Data Storage for an Algorithmic Trading System
What if we wanted the best of all worlds — support for durable, consistent storage of large amounts of data and blazing-fast real-time analytics? While computer science theory warns us against wanting it all, some clever engineering can get us most of the way there.
The main design goals are:
- Fast ingest of a large number of events into durable storage (~250K-1M events/sec for several hours each day; we expect each event to be ~100–200 bytes and have 10–30 fields)

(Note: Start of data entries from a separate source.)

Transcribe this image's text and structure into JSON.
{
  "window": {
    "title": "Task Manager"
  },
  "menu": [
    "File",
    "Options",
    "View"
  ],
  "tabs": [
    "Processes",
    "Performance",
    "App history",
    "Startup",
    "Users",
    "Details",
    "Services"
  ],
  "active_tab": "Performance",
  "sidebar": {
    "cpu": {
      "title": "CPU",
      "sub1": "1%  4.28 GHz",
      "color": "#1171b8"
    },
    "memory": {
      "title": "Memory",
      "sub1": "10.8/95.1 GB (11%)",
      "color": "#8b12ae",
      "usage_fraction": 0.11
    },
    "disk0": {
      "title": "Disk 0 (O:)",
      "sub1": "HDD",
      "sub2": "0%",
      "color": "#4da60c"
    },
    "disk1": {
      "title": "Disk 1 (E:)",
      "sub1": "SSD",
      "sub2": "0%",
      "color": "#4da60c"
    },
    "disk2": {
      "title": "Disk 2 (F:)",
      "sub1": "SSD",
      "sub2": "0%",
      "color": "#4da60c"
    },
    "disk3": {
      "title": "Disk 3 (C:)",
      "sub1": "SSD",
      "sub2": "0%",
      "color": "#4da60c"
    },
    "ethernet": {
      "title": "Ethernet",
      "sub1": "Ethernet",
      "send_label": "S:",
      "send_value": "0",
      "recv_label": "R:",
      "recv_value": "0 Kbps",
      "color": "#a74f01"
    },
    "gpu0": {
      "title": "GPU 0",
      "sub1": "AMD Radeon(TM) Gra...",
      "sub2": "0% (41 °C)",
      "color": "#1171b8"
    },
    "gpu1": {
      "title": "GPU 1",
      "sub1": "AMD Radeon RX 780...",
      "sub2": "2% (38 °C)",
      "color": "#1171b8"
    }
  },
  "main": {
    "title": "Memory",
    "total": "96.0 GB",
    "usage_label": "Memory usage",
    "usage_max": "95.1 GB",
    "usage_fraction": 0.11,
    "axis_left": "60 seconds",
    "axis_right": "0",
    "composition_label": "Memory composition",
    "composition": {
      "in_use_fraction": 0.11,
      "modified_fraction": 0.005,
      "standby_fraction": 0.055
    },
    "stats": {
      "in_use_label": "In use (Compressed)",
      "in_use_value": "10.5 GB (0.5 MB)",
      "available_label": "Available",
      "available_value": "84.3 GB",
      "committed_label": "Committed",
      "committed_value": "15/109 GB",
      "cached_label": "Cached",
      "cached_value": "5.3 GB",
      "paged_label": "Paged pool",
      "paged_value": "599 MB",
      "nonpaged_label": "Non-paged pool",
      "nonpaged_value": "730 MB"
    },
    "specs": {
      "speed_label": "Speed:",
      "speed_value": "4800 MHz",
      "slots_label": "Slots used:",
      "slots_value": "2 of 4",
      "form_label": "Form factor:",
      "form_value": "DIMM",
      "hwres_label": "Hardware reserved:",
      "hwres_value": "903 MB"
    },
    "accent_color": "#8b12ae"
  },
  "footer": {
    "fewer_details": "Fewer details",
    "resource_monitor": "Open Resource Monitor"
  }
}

- Real-time analytics, including aggregations
- Ability to process vast amounts of historical data for patterns and trends
The solution can be constructed in a few different ways, but almost always consists of layering multiple data stores that offer complementary capabilities. An example of such a solution looks like this:
- Store all events from the trading system into a fast data store such as an append-only file journal (potentially replicated or recreated on multiple nodes of a highly-available system). This file provides durable storage but no real query capabilities.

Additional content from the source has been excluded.